E assim entramos na questão inevitável do coronavírus. Apesar das palavras de Descartes serem antigas, feitas quando Portugal era dos Filipes, elas ainda hoje nos explicam muita coisa. Claro que atacar a pandemia é uma prioridade, mesmo Donald J. Trump sempre considerou assim. Ele tem o suficiente bom senso, igual ao da primeira cidadã apanhada pelo microfone de uma tevê, num passeio lisboeta, ainda nos tempos felizes da Antiguidade, fevereiro de 2020, antes do primeiro infetado português: "Também acho, todos os cuidados com esse tal coronavários são poucos..." Enfim, bom senso, singelo e bem espalhado.

Trump tinha igual bom senso. Produziu foi opiniões diferentes porque o caminho do raciocínio dele passa sempre por valores mais altos, os interesses de um tal Donald J. Trump, interesses que não é qualquer transeunte lisboeta que os tem.

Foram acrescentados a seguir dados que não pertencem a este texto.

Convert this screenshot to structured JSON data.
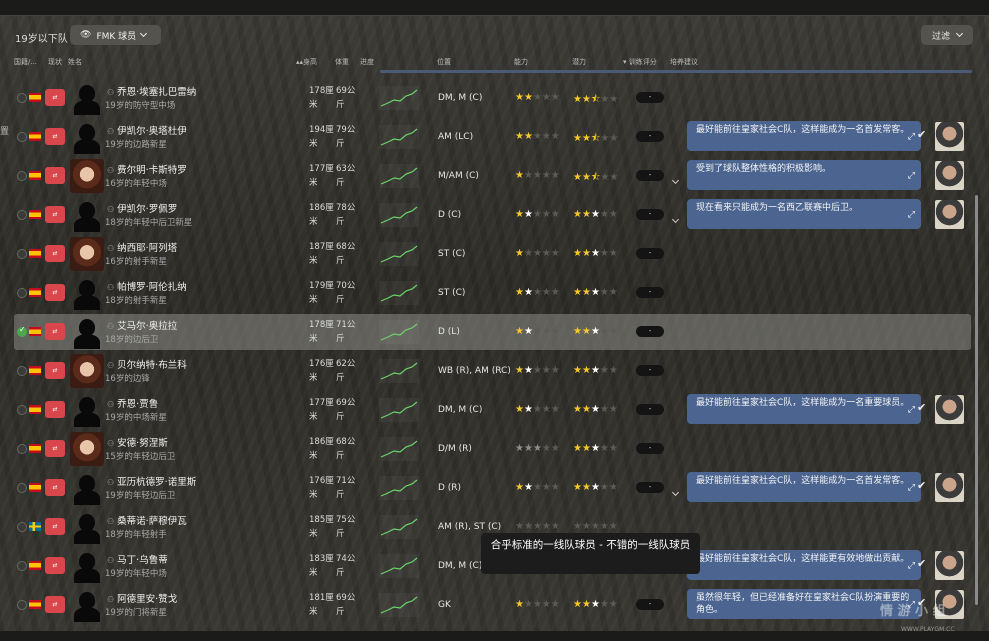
{
  "header": {
    "squad_label": "19岁以下队",
    "view_label": "FMK 球员",
    "filter_label": "过滤"
  },
  "columns": {
    "nation": "国籍/...",
    "status": "现状",
    "name": "姓名",
    "height": "身高",
    "weight": "体重",
    "trend": "进度",
    "position": "位置",
    "ability": "能力",
    "potential": "潜力",
    "training": "训练评分",
    "advice": "培养建议"
  },
  "side_fragment": "置",
  "rows": [
    {
      "name": "乔恩·埃塞扎巴雷纳",
      "role": "19岁的防守型中场",
      "height": "178厘米",
      "weight": "69公斤",
      "position": "DM, M (C)",
      "ability": [
        1,
        1,
        0,
        0,
        0
      ],
      "potential": [
        1,
        1,
        2,
        0,
        0
      ],
      "pill": "-",
      "photo": false,
      "flag": "esp",
      "advice": null
    },
    {
      "name": "伊凯尔·奥塔杜伊",
      "role": "19岁的边路新星",
      "height": "194厘米",
      "weight": "79公斤",
      "position": "AM (LC)",
      "ability": [
        1,
        1,
        0,
        0,
        0
      ],
      "potential": [
        1,
        1,
        2,
        0,
        0
      ],
      "pill": "-",
      "photo": false,
      "flag": "esp",
      "advice": "最好能前往皇家社会C队，这样能成为一名首发常客。"
    },
    {
      "name": "费尔明·卡斯特罗",
      "role": "16岁的年轻中场",
      "height": "177厘米",
      "weight": "63公斤",
      "position": "M/AM (C)",
      "ability": [
        1,
        0,
        0,
        0,
        0
      ],
      "potential": [
        1,
        1,
        2,
        0,
        0
      ],
      "pill": "-",
      "photo": true,
      "flag": "esp",
      "advice": "受到了球队整体性格的积极影响。"
    },
    {
      "name": "伊凯尔·罗佩罗",
      "role": "18岁的年轻中后卫新星",
      "height": "186厘米",
      "weight": "78公斤",
      "position": "D (C)",
      "ability": [
        1,
        3,
        0,
        0,
        0
      ],
      "potential": [
        1,
        1,
        3,
        0,
        0
      ],
      "pill": "-",
      "photo": false,
      "flag": "esp",
      "advice": "现在看来只能成为一名西乙联赛中后卫。"
    },
    {
      "name": "纳西耶·阿列塔",
      "role": "16岁的射手新星",
      "height": "187厘米",
      "weight": "68公斤",
      "position": "ST (C)",
      "ability": [
        1,
        0,
        0,
        0,
        0
      ],
      "potential": [
        1,
        1,
        3,
        0,
        0
      ],
      "pill": "-",
      "photo": true,
      "flag": "esp",
      "advice": null
    },
    {
      "name": "帕博罗·阿伦扎纳",
      "role": "18岁的射手新星",
      "height": "179厘米",
      "weight": "70公斤",
      "position": "ST (C)",
      "ability": [
        1,
        3,
        0,
        0,
        0
      ],
      "potential": [
        1,
        1,
        3,
        0,
        0
      ],
      "pill": "-",
      "photo": false,
      "flag": "esp",
      "advice": null
    },
    {
      "name": "艾马尔·奥拉拉",
      "role": "18岁的边后卫",
      "height": "178厘米",
      "weight": "71公斤",
      "position": "D (L)",
      "ability": [
        1,
        3,
        0,
        0,
        0
      ],
      "potential": [
        1,
        1,
        3,
        0,
        0
      ],
      "pill": "-",
      "photo": false,
      "flag": "esp",
      "advice": null,
      "selected": true
    },
    {
      "name": "贝尔纳特·布兰科",
      "role": "16岁的边锋",
      "height": "176厘米",
      "weight": "62公斤",
      "position": "WB (R), AM (RC)",
      "ability": [
        1,
        3,
        0,
        0,
        0
      ],
      "potential": [
        1,
        1,
        3,
        0,
        0
      ],
      "pill": "-",
      "photo": true,
      "flag": "esp",
      "advice": null
    },
    {
      "name": "乔恩·贾鲁",
      "role": "19岁的中场新星",
      "height": "177厘米",
      "weight": "69公斤",
      "position": "DM, M (C)",
      "ability": [
        1,
        3,
        0,
        0,
        0
      ],
      "potential": [
        1,
        1,
        3,
        0,
        0
      ],
      "pill": "-",
      "photo": false,
      "flag": "esp",
      "advice": "最好能前往皇家社会C队，这样能成为一名重要球员。"
    },
    {
      "name": "安德·努涅斯",
      "role": "15岁的年轻边后卫",
      "height": "186厘米",
      "weight": "68公斤",
      "position": "D/M (R)",
      "ability": [
        4,
        4,
        4,
        0,
        0
      ],
      "potential": [
        1,
        1,
        3,
        0,
        0
      ],
      "pill": "-",
      "photo": true,
      "flag": "esp",
      "advice": null
    },
    {
      "name": "亚历杭德罗·诺里斯",
      "role": "19岁的年轻边后卫",
      "height": "176厘米",
      "weight": "71公斤",
      "position": "D (R)",
      "ability": [
        1,
        3,
        0,
        0,
        0
      ],
      "potential": [
        1,
        1,
        3,
        0,
        0
      ],
      "pill": "-",
      "photo": false,
      "flag": "esp",
      "advice": "最好能前往皇家社会C队，这样能成为一名首发常客。"
    },
    {
      "name": "桑蒂诺·萨穆伊瓦",
      "role": "18岁的年轻射手",
      "height": "185厘米",
      "weight": "75公斤",
      "position": "AM (R), ST (C)",
      "ability": [
        0,
        0,
        0,
        0,
        0
      ],
      "potential": [
        0,
        0,
        0,
        0,
        0
      ],
      "pill": "",
      "photo": false,
      "flag": "swe",
      "advice": null
    },
    {
      "name": "马丁·乌鲁蒂",
      "role": "19岁的年轻中场",
      "height": "183厘米",
      "weight": "74公斤",
      "position": "DM, M (C)",
      "ability": [
        0,
        0,
        0,
        0,
        0
      ],
      "potential": [
        1,
        1,
        3,
        0,
        0
      ],
      "pill": "-",
      "photo": false,
      "flag": "esp",
      "advice": "最好能前往皇家社会C队，这样能更有效地做出贡献。"
    },
    {
      "name": "阿德里安·赞戈",
      "role": "19岁的门将新星",
      "height": "181厘米",
      "weight": "69公斤",
      "position": "GK",
      "ability": [
        1,
        0,
        0,
        0,
        0
      ],
      "potential": [
        1,
        1,
        3,
        0,
        0
      ],
      "pill": "-",
      "photo": false,
      "flag": "esp",
      "advice": "虽然很年轻，但已经准备好在皇家社会C队扮演重要的角色。"
    }
  ],
  "tooltip": "合乎标准的一线队球员 - 不错的一线队球员",
  "watermark": {
    "cn": "情 游 小 组",
    "url": "WWW.PLAYGM.CC"
  }
}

E, recentemente, sempre com o mesmo bom senso (como pode haver outro sobre tamanha epidemia?!) Trump mudou de opinião porque não dava jeito a anterior. Não à salvação dos infetados, não dava jeito era à reeleição do interessado, caso chegasse a novembro com mais de dois milhões de mortos. Por favor, não menosprezem o bom senso de Trump, ignorá-lo é desculpar-lhe os crimes.

Jair Bolsonaro talvez seja outro caso. Talvez. Até ontem ele falou sempre "dessa gripezinha", e isso pode ser que não fosse só opinião mas um caso mesmo de ausência de bom senso. Afinal, Descartes quando explicou o bom senso, essa capacidade repartida por igual entre "todos os homens", já parecia então excluí-la aos calhaus. Outro filósofo francês, o barão d'Holbach, escreveu um século depois de Descartes um livro cujo título tratava já do caso de Bolsonaro: O Bom Senso, ou Ideias Naturais Opostas às Ideias Sobrenaturais.

Assim, a opinião reiterada de Bolsonaro sobre o covid-19, "uma gripezinha", depois de tanto mundo e tanta tragédia mostrar o contrário, podia não entrar, segunda a classificação do barão d'Holbach, na categoria natural de bom senso. O atual presidente brasileiro alinha, e não o esconde, no campeonato das ideias sobrenaturais. Seus ídolos em saúde mental, o pastor Silas Malafaia e o bispo Edir Macedo, ainda há dias insistiam em não cancelar a ida das massas aos cultos religiosos apesar dos riscos de infeção. Nesses casos, porém, do pastor e do bispo, não foi ausência de bom senso. Bom senso têm-no, mas, como se sabe, toda opinião deles passa primeiro pela portagem onde se recolhe o dízimo das massas.

Até ontem, Bolsonaro insistiu em "gripezinha". Agora já a admite um horror. A mudança pode explicar-se por ele estar sujeito a uma influência terrena ainda superior às já aludidas influências sobrenaturais. Trump mudou e Bolsonaro seguiu-o. E isso é bom. São ínvios os caminhos dos senhores pastores que continuam a conduzir ao desastre; já os do egoísta da Casa Branca, e motivados pelos seus interesses egoístas, mudaram de direção. Aleluia! Para este, não para aqueles.

É um milagrezinho que Trump comece a dar conta do perigo do coronavírus e é outro milagrezinho que tenha arrastado Bolsonaro para a luz. Reze quem quiser, e fiquemos céticos os outros homens de boa vontade, torcendo porém todos para que a pandemia seja reconhecida no que ela é: um facto terrível.

E se por acaso, o que provavelmente acontecerá, o pastor Malafaia e o bispo Macedo aproveitarem os milagrezinhos das mudanças das opiniões terrenas, para também eles mudarem as suas, não cobremos a mudança tardia. A peste não é uma maldição, é uma doença que também se combate com templos vazios.

Facto, combater de todas as formas a epidemia, facto, termos os templos vazios, isso agora interessa mais que as opiniões irresponsáveis destes líderes políticos e religiosos. Aliás, sempre suspeitámos que Trump, Bolsonaro, Malafaia e Edir Macedo sempre partilharam com todo o mundo o bom senso, o único, que pode haver sobre o coronavírus. Quer dizer, sobre Jair Bolsonaro não sei. Ele e bom senso, juntar os dois precisa mais do que milagrezinhos. Só um milagre daqueles que até ateu reconhece.